I travel a lot, too. When I'm on the road, I'm usually running from meeting to meeting. When I'm at home, my days consist of conference calls and lots of email sending. My job is pretty broad, so in a typical day I might talk to a reporter, deploy an email to our list, write a blog post or design some collateral. I do try to block out at least an hour a day where I can work on high-level strategic stuff uninterrupted.

When we're not in crazy planning mode, I try (and mostly succeed) to log off at a decent hour and hit the beach, take in some live music, go to a Giants game or visit with friends.

4) There are a lot of progressives who are disappointed with Democrats throughout the country. How should progressives go about maintaining their integrity while attempting to bring back a majority in the House?

Don't forget your core values. The reality of politics is that some level of compromise is almost always required to get anything passed.

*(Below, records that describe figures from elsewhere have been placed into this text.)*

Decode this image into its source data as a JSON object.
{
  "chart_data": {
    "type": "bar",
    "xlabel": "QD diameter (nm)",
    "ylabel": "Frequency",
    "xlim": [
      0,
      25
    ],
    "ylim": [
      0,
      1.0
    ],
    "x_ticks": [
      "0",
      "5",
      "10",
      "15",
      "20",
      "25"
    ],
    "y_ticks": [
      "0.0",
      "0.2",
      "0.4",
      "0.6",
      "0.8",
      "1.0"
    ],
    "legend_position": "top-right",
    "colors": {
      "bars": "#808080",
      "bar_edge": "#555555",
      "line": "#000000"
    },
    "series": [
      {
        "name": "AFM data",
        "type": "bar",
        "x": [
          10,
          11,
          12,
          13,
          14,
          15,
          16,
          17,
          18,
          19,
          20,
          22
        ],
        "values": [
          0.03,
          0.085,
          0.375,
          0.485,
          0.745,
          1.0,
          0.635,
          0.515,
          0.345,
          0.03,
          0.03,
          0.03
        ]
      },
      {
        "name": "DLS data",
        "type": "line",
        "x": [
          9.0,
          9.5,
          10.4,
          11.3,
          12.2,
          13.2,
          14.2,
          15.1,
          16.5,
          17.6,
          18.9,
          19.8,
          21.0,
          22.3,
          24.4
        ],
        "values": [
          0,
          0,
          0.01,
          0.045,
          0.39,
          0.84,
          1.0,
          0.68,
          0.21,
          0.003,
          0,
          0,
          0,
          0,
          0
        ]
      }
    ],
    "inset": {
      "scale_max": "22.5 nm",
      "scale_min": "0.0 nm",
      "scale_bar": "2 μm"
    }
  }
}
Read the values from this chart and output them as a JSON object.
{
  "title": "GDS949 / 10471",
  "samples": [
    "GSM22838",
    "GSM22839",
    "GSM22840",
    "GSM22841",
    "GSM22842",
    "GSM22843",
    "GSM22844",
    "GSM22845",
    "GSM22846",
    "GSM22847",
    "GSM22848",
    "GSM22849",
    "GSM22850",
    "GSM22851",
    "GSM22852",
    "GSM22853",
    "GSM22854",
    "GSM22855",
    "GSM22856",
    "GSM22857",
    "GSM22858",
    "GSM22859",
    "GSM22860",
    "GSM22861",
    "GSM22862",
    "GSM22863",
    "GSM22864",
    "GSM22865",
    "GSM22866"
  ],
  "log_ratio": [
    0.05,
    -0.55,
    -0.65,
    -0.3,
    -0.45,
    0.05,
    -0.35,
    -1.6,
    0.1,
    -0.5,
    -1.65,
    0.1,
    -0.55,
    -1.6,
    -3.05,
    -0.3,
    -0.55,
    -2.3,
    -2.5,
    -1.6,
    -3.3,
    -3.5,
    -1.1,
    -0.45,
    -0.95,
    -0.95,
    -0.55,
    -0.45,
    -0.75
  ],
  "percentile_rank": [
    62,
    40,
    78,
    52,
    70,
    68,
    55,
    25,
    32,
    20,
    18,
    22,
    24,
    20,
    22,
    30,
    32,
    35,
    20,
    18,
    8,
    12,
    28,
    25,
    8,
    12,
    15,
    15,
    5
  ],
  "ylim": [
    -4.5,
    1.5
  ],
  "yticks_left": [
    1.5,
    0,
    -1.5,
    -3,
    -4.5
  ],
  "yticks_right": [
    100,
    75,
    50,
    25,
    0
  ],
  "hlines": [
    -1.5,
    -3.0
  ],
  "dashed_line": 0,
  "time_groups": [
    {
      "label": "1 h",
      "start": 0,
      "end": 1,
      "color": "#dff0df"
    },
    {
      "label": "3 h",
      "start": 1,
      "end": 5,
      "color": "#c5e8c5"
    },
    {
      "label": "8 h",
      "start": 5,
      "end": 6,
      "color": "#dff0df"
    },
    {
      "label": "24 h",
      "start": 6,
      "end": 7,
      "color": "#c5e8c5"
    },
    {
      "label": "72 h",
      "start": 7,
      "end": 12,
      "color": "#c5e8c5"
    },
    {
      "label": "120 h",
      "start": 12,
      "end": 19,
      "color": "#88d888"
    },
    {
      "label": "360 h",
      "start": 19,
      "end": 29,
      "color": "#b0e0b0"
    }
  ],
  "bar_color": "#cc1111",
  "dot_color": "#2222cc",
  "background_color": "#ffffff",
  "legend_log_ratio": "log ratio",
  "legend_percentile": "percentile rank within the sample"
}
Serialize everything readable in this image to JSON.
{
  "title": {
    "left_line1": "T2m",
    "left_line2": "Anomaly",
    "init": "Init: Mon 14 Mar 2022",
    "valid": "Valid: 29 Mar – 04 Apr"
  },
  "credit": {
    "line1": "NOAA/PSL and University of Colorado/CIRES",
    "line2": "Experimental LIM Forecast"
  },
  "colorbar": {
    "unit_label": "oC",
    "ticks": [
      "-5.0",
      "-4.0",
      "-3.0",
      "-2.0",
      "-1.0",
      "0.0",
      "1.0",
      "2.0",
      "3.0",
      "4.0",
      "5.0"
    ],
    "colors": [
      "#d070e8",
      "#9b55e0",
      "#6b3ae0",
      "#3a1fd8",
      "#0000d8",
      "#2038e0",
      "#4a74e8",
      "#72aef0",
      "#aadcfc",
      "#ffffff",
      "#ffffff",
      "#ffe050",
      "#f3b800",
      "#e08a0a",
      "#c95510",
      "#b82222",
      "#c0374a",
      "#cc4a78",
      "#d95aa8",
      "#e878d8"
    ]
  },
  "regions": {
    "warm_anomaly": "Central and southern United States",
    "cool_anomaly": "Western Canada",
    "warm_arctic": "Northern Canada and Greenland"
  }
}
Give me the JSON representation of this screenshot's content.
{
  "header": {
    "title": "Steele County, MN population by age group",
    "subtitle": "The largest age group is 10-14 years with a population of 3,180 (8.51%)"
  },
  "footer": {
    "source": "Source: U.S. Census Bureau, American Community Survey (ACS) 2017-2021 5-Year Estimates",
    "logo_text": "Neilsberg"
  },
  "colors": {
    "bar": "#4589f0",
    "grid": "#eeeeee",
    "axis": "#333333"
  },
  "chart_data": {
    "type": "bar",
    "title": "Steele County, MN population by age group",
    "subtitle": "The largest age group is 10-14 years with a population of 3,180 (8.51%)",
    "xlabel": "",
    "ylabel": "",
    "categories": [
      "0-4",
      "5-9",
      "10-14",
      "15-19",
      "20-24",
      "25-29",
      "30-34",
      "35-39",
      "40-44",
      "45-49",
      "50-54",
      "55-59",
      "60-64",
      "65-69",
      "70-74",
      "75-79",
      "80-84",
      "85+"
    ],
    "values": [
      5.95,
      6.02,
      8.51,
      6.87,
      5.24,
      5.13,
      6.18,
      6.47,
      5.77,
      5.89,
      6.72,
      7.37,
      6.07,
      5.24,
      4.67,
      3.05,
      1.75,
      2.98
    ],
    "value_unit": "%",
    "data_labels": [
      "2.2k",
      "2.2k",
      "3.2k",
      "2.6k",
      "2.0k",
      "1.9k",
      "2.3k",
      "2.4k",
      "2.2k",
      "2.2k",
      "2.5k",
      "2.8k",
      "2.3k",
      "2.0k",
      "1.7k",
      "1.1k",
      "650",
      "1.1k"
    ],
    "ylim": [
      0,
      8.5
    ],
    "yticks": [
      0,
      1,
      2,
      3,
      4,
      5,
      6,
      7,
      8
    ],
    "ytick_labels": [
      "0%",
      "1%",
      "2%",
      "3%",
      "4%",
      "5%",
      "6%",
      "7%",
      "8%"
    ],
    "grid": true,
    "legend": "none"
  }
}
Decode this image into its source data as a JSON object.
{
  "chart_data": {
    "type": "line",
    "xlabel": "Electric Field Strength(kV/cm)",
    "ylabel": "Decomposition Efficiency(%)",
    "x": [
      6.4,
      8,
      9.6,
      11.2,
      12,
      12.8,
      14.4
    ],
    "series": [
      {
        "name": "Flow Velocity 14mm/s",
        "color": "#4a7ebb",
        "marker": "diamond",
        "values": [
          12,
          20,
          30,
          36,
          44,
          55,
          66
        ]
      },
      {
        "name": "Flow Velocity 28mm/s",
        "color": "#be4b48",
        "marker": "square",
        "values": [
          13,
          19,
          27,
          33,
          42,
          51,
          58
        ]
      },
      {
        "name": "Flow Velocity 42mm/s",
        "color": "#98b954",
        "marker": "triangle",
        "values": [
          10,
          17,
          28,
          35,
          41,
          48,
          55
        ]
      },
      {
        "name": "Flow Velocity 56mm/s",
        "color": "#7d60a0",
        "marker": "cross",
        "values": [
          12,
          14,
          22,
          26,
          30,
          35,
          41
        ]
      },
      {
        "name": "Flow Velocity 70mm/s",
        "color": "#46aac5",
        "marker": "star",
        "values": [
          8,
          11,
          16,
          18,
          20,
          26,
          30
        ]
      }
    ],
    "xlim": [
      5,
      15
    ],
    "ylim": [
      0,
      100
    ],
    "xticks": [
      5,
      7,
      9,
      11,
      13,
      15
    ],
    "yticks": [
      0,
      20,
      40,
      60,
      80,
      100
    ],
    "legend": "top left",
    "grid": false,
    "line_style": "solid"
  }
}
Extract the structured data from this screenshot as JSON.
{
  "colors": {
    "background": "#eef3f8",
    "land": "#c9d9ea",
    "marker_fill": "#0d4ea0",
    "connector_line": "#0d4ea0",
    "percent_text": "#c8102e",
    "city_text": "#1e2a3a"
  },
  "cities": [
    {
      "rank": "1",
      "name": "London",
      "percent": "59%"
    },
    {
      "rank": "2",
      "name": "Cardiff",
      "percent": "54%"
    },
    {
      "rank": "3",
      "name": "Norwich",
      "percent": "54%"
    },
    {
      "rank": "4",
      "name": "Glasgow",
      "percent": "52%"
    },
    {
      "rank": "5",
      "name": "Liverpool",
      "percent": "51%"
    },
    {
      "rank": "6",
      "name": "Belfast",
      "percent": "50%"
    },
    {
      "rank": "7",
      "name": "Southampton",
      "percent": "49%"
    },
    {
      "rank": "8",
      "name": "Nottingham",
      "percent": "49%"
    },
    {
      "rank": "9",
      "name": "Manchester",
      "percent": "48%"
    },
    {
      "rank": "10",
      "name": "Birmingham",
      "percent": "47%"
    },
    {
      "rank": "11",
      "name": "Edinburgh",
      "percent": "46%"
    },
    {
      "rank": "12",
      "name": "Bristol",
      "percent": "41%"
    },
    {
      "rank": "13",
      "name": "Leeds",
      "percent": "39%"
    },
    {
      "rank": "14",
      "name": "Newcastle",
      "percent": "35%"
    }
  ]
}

But compromises -- hopefully small ones -- would be easier to stomach if more of our leaders held fast to our core progressive values and the idea that in this country, every person deserves a good job with fair wages and equal opportunity.

5) Tell us something nobody knows about you.

I'm kind of an open book, so my friends would probably say there's not a whole lot that would fall into that category. But people who know me through work are often surprised when they find out that I sing in a band. I've been singing since about the time I started talking, so music is a huge part of my life. I go to tons of live shows and try to sing at least once a week, even if it's just at an open mic night in my neighborhood.

Quick Hitters

Role Model: My mom. She's empathetic, compassionate and just all-around amazing.

Favorite Restaurant: Burma Superstar in San Francisco

Best Beach: I'm originally from Alabama, so I love the Gulf Coast.

Best Book You've Read in the Last Year: The Hunger Games

Advice for the Next Mary Rickles: You can do anything that you set your mind to, especially if you've got a good playlist to inspire you.